A lot of the issues they attribute to flatpak itself are really issues with the consumers of flatpak. Flatpak's sandbox is not useless, but the fact of the matter is many popular applications cannot fully use the sandbox in order to function. Inkscape is a good example. With Inkscape I can drag an icon from anywhere on my system and integrate it into the mockups I am working on. With a full sandbox that would not be possible, and the thing most important to most users is whether or not they can do their work with an application. So, as a trade-off, some apps choose their level of sandboxing.
There is a way to have a functioning app that interacts with the filesystem without turning off the sandbox, and that's through portals. Portals are not something that are automatically used, however. Applications need to be modified to support them - GtkFileChooserDialog becomes GtkFileChooserNative. This takes effort on the part of application developers, and if they aren't targeting flatpak themselves it's an effort they might not put in. This makes it so anyone packaging the flatpak needs to make the app work without portals, and that's through changing their sandboxing level.
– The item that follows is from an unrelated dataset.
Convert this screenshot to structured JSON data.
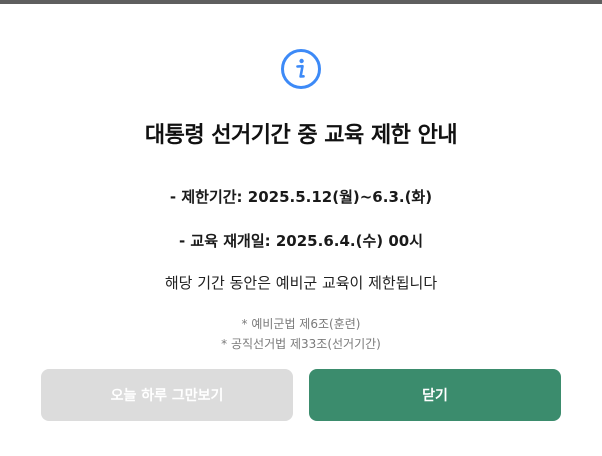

Because some apps need to have permissions outside of the basic sandbox level, the author of flatkill states that "the users are misled to believe the apps run sandboxed". Contrarily, the flatpak CLI explicitly tells you what permissions are needed at install time. You can also use `flatpak info --show-permissions` after installation, and override permissions you don't want. The real issue lies once again with the consumers - package management interfaces like GNOME Software. To solve these issues these interfaces could:
• Show each permission the app requests explicitly
• Have a way to deny permissions at install time or post-install.
These are things that need to be worked on,
and likely will be worked on in the near-future as flatpak matures.
Flatpak is a new technology. There are growing pains, but I wouldn't write it off. The issues pointed out will be fixed as applications target the sandbox. There still might be some issues with third-party apps like Steam and Spotify, but those issues would still be present without flatpak. When used as a system for developers to distribute their own apps, flatpak has great potential.